Before connecting with my dogs, Jay grounds herself. Grounding involves enveloping yourself in a blossom of “God’s white light” and “earth-fire energy.”
“I believe [the connection] with the pets works with love,” she says. “The minute you start talking about them, there’s an instant connection right to the animal, whether it’s here or it’s passed away.”
Jay mentally calls the animal for which I supply the name and breed and begins giving me information.
"[Milo] has a rib out on his left side, his neck is out and his sacrum is out. He also might have a little bit of dysplasia in his left hip. … Oh, you poor thing—he thinks he’s this teeny, tiny, little lap dog. … He’s a very, very sensitive dog. When he’s bad, it’s important that he knows you’re not going to stop loving him.”
I don’t know about the neck or sacrum, but he does have mild dysplasia and thinks he can fit on my lap. He’s very sensitive, although mastiffs are an emotional breed.
Then Debbie. Debbie’s primarily my dad’s dog, although she spends a lot of time with me. All I tell Jay is she’s a 1-year-old pug.
“She’s adorable and very spoiled. Somebody needs to do obedience work with her. She’s out of control. Your dad’s a pushover with Debbie. He does not discipline her. He’s actually maudlin with her. It makes me want to vomit.”
She’s so right that my eyes widen, and my mouth gapes.
Tucker is also a pug. He’s older, but I don’t tell her that.
“He’s got some hearing loss and some vision loss. It doesn’t bother him. He also talks about his stomach being upset sometimes. Oh, check his teeth. He’s really bad, upper left. He’s actually got some pain there.”
It’s true, Tucker doesn’t hear well and he’s almost completely blind. His stomach problems cause him not to eat sometimes.
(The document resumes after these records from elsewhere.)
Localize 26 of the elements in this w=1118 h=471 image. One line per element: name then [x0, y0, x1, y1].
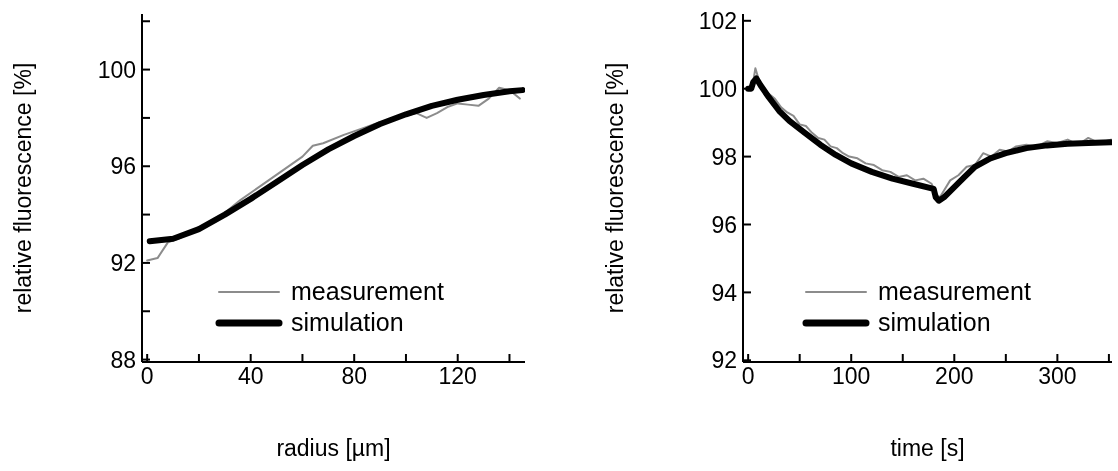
y-tick-label: 92	[110, 250, 136, 277]
x-tick-label: 0	[741, 363, 755, 390]
legend-label: simulation	[878, 307, 991, 338]
y-tick-label: 96	[110, 153, 136, 180]
y-axis-title: relative fluorescence [%]	[10, 62, 37, 314]
x-tick-label: 200	[935, 363, 974, 390]
y-tick-label: 96	[711, 211, 737, 238]
y-tick-label: 94	[711, 279, 738, 306]
x-tick-label: 0	[140, 363, 154, 390]
y-tick-label: 88	[110, 346, 136, 373]
legend-label: measurement	[291, 276, 444, 307]
x-tick-label: 100	[832, 363, 871, 390]
legend-label: simulation	[291, 307, 404, 338]
legend-label: measurement	[878, 276, 1031, 307]
x-tick-label: 300	[1038, 363, 1077, 390]
x-tick-label: 80	[341, 363, 367, 390]
x-tick-label: 120	[438, 363, 477, 390]
y-axis-title: relative fluorescence [%]	[602, 62, 629, 314]
y-tick-label: 92	[711, 347, 737, 374]
y-tick-label: 98	[711, 143, 737, 170]
x-axis-title: radius [µm]	[276, 435, 391, 461]
x-tick-label: 40	[237, 363, 264, 390]
x-axis-title: time [s]	[890, 435, 965, 461]
y-tick-label: 100	[698, 75, 737, 102]
y-tick-label: 100	[97, 56, 136, 83]
y-tick-label: 102	[698, 7, 737, 34]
When I go home, I’m attentive to the things Jay told me. I go over “sit” with Debbie. She’s happy when she gets it right. I check Tucker’s teeth. His upper left gum is red and swollen. I make an appointment with the vet. I tell Milo he’s a good dog and that I love him, even when I get mad. He wags his tail.
“Did you guys feel Terri reading your minds?” I ask aloud. It occurs to me that she could have been reading my mind, although that’s a feat in itself. I stare at Milo’s droopy face.
“It seems there’s more going on than meets your puppy-dog eyes," I tell Milo and press my nose to his.